Hypoxia-induced regional heterogeneity in proliferative vitreoretinopathy: implications for targeted therapies

Proliferative vitreoretinopathy (PVR) represents a common and challenging complication leading to blindness following ocular injury. The prevailing view, which guides current drug development efforts, posits that the mesenchymal transition of retinal pigment epithelium (RPE) underlies the pathogenesis of PVR. However, in our study, by employing single-cell Sequencing and immunofluorescence staining on surgically excised PVR membranes, we demonstrate that PVR exhibits distinct cytopathological characteristics depending on their retinal location.
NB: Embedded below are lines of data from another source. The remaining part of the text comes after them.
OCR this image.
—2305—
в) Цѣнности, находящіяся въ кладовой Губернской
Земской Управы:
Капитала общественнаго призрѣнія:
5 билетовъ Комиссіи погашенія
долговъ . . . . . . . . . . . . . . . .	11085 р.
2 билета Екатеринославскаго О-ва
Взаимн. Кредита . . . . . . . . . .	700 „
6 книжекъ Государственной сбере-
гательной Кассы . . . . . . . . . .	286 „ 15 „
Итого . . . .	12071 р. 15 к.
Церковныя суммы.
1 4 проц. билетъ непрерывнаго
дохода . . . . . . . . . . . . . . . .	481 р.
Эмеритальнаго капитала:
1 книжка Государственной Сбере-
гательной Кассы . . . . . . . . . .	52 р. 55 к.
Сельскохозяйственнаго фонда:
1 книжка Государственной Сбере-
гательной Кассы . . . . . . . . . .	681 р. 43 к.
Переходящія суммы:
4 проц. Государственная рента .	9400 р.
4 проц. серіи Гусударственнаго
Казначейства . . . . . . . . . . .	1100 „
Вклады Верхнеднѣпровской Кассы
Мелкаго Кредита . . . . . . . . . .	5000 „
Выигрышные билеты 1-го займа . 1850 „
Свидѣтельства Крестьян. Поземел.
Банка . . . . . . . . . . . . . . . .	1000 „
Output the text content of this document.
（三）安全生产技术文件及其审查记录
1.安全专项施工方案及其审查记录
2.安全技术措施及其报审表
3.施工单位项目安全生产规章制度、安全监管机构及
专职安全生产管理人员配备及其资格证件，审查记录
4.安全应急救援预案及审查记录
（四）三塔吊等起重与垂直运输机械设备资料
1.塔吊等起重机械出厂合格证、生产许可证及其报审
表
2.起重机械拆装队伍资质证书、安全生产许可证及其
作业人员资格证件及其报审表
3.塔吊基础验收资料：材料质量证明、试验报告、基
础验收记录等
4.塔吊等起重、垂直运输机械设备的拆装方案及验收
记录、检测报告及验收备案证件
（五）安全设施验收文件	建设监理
Specifically, epiretinal PVR predominantly comprises macrophages, whereas subretinal PVR is primarily constituted of PMEL⁺ RPE-derived cells. Both molecular pathological phenotypes are unified by retinal hypoxia following injury, yet they diverge in their downstream hypoxic pathway selection. Targeting HIF1α-regulated glycolysis selectively reduced epiretinal PVR formation, while inhibiting Reactive Oxygen Species production specifically abrogated subretinal PVR. Furthermore, the application of hyperoxia chamber in a mouse model of dispase-induced retinal injury effectively eradicated PVR across all retinal regions and restored retinal morphology. Our findings establish hypoxia-induced regional heterogeneity as a pathological mechanism in PVR progression and advocate for anatomically targeted therapeutic strategies. © 2025 The Pathological Society of Great Britain and Ireland.

cell heterogeneity; cell metabolism; hypoxia; proliferative vitreoretinopathy; single‐cell transcriptome sequencing.